Donald J. Trump, the infamous asshole-turned-businessman-turned-politician, was diagnosed with the Zika virus in Brazil. Top scientists familiar with the Zika epidemic are currently attempting to understand the situation and how Trump contracted the disease. When asked for comment, the head of the CDC, Pomponius van Rompe, said “we’re revising our understanding of the virus, in that this isolated incident may show that not only infants but also big babies are being adversely affected by Zika.” We asked van Rompe if there was a chance that Trump’s incredibly large ego would shrink to a relatively normal (if not slightly inflated) size, but he told us that he couldn’t speculate about the effects of Zika on heads filled mostly with air.
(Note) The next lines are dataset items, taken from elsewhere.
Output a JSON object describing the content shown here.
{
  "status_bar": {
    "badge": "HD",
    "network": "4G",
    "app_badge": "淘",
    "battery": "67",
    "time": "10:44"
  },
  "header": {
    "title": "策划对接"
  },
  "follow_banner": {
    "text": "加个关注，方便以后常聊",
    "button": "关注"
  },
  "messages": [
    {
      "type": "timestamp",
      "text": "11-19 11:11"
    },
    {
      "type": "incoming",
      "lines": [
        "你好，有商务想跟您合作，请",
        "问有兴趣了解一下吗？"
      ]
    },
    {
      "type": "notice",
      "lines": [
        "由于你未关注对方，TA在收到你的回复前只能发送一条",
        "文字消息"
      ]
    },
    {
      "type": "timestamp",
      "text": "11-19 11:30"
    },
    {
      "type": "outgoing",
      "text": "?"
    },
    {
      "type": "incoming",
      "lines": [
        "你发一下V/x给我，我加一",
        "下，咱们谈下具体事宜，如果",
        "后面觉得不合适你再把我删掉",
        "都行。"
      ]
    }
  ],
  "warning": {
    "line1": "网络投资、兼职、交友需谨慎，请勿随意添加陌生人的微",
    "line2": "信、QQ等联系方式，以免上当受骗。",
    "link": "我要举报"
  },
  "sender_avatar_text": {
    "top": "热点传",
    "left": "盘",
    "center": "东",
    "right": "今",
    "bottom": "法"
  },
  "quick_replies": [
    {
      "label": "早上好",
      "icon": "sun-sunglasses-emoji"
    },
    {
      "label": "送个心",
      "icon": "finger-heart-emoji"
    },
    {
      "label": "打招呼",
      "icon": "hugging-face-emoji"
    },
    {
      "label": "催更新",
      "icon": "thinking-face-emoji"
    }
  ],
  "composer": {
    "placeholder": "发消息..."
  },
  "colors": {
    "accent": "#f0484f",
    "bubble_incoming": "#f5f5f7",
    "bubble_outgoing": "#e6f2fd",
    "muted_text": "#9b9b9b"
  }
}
To fulfill our duties as totally legitimate news reporters, we also tracked down the mosquito who infected Trump while he attended the recent summer Olympic Games in Brazil. According to the mosquito, who requested not to be named so that Trump couldn’t attempt to sue him, the bite was absolutely intended for the businessman and not another random act of mosquito aggression. “I really wanted to ensure that such a horrible man couldn’t get away with being in Brazil without having a taste of the local culture—the Zika virus. I also enlisted my avian friends to crap on his hair, but once they did Trump just exchanged toupees and went merrily on his way.”
Trump issued a press release just moments ago confirming the diagnosis:
I am very upset that I have been diagnosed with such a terrible disease. The American dream is not to be shat on by silly foreign birds and bitten by mosquitoes on Hillary’s payroll, so I am now announcing that when I am elected President I will be building the best defense (a ten-mile high wall) around Brazil—and will make them pay for it. People will say “Donald, how can we build this wall?” and I will just tell them that we have the greatest… the best people in the world in this country! The best! Because America is great! Those Mexicans from Brazil are bringing drugs, they’re bringing crimes, they’re rapists and it must be stopped now. We’re going to build the wall and then we’re going to stop it. I will build a great wall—and nobody builds walls better than me, believe me—and I’ll build them very inexpensively. I will build a great, great wall on our southern border, and I will make Mexico pay for that wall. Mark my words because my IQ is one of the highest—and you all know it! Please don’t feel so stupid or insecure; it’s not your fault. We will make America great again!